はっ、と意識が浮上する。走馬灯のように再生された少し昔の記憶。きっとこの左手の光のせいだろう。結局、あれから一度も肌から離すことはなかった。 「『桜哉くん』」 記憶の声と、目の前の男が発した声が重なる。男を見ると、左手を桜哉に差し出すように開いて見せた。

2015-11-20 21:32:42
※※※ @numa_fu

男はそのまま左手を自分の口元へ持っていき、その指輪に静かに口付けを落とす。 「…好きだったよ」 「…ああ、オレも、好きだった」 言ってから、そう言えば自分は御国に直接気持ちを伝えたことがあっただろうかと考える。多分、ない。心のどこかで、御国の嘘くさい「好き」を信じていなかった。

2015-11-20 21:45:18
※※※ @numa_fu

指輪をくれた時でさえ、何だかんだ言いながらも、結局これは自分を逃がさないためのただの鎖なのだと思った。 でも、今の御国の顔を見ればよくわかる。数分前とは違う、御国の本心の顔。こんな時に気が付くなんて。 桜哉は御国と同じように、自分の指輪に口付ける。不思議と心は晴れていた。

2015-11-20 21:51:23
※※※ @numa_fu

「ふっ、」 「ははっ、」 同時に笑いが零れた。こんなところで、戦争の真っ只中で一体自分達は何をしているのか。周りから見たらさぞ奇妙だったに違いない。しかし周りは銃声や金属音が飛び交い、きっと誰も自分達に気が付いてはいないのだ。それが尚更可笑しくて、暫く二人で笑い続けた。

2015-11-20 22:00:59
※※※ @numa_fu

「はあ……さて、そろそろ時間かな」 「ああ…」 もう、十分だ。 「それじゃあ、戦争しようか、桜哉くん?」 「椿さんの真似か?似てねーな。
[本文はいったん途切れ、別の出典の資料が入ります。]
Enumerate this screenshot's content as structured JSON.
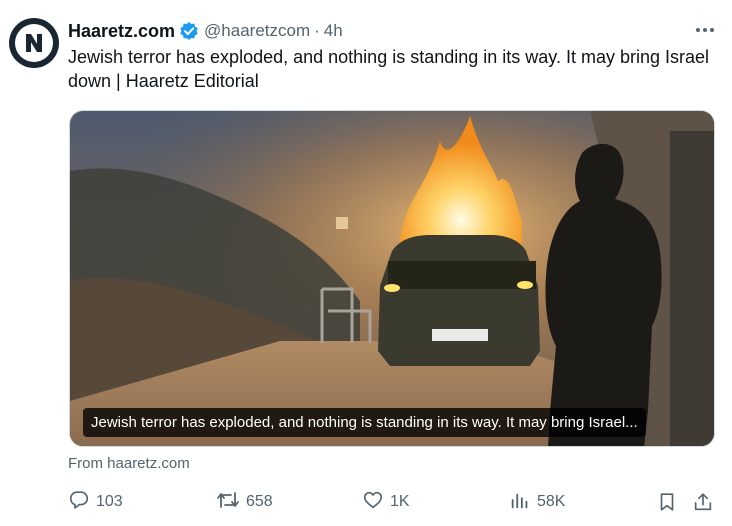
{
  "author": {
    "display_name": "Haaretz.com",
    "handle": "@haaretzcom",
    "separator": "·",
    "time": "4h"
  },
  "tweet": {
    "text": "Jewish terror has exploded, and nothing is standing in its way. It may bring Israel down | Haaretz Editorial"
  },
  "media": {
    "caption": "Jewish terror has exploded, and nothing is standing in its way. It may bring Israel..."
  },
  "card": {
    "source": "From haaretz.com"
  },
  "actions": {
    "replies": "103",
    "reposts": "658",
    "likes": "1K",
    "views": "58K"
  },
  "icons": {
    "avatar": "haaretz-logo",
    "verified": "verified-badge-icon",
    "more": "more-icon",
    "reply": "reply-icon",
    "repost": "repost-icon",
    "like": "heart-icon",
    "views": "views-icon",
    "bookmark": "bookmark-icon",
    "share": "share-icon"
  },
  "colors": {
    "text": "#0f1419",
    "secondary": "#536471",
    "verified": "#1d9bf0"
  }
}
そんな奴に負ける気はしない」 そもそも、いつかは終わるものだった。人間と吸血鬼、他にも隔てられた壁は厚く重く自分達にのしかかっていた。

2015-11-20 22:07:00
※※※ @numa_fu

その壁が壊れたのがたまたま今日だっただけだ。何も後悔はない。 御国が、ゆっくりと自分の左手の指輪を外す。桜哉も同じようにし、二人同時にそれを遠くへと思い切り投げ捨てた。カン、と指輪が地面に落ちる音が聞こえたような気がした。実際聞こえていたかどうかは分からない。

2015-11-20 22:11:06
※※※ @numa_fu

鎖だと思っていたものは、こんなにもあっけなく自分の手から離れていった。 (…なんだ、簡単なことじゃないか) 気付いたところで、もう遅いけれど。 ――これは、決別だ。きっともう以前のような関係には戻れない二人の、最初で最後の命を懸けた大喧嘩。椿なら笑ってくれるだろうか。

2015-11-20 22:15:43
※※※ @numa_fu

世界を揺るがす戦争中に何をしているんだと呆れられるかもしれない。…いや、やっぱり、きっと笑って応援してくれるに違いない。だってあの人は優しいから。 「行くよ」 「死んでも知らねーぞ」 「それはこっちのセリフ!」 ニヤリと互いに目を合わせ、走り出す。

2015-11-20 22:21:15
※※※ @numa_fu

すかさず銃を乱射してきた嫉妬の真祖を素早く交わして、主人たる男の元へと向かう。真祖と戦う時にはまず人間である主人から狙う。基本中の基本だが、真昼風に言えば“シンプルイズベスト”だ。 ナイフを構えて、男の首筋を狙う。確実に入ったと思ったが、するりと交わされていた。

2015-11-20 22:25:51
※※※ @numa_fu

「あっはは、そんな簡単な手に乗るわけないでしょ?」 「そんな簡単にやられちまったらつまんねぇよ」 言うねえ、じゃあ暫くは楽しませてくれるんだろうね?なんて、勝ちを確信したような物言いにカチンとくる。それでもやっぱり可笑しくて、時折双方からは笑いが零れた。

2015-11-20 22:30:26
※※※ @numa_fu

世界の運命を巻き込んだ痴話喧嘩。なんて贅沢で愉快なことだろう! この喧嘩の顛末は、未だ誰にも分からない。ただ一つだけ言えるのは、二人は確かに同じだけ互いを愛していたし、同じだけ愛されていた。 結果がどうであれ、今や土に塗れた二つの指輪は、確かに存在していたのだ。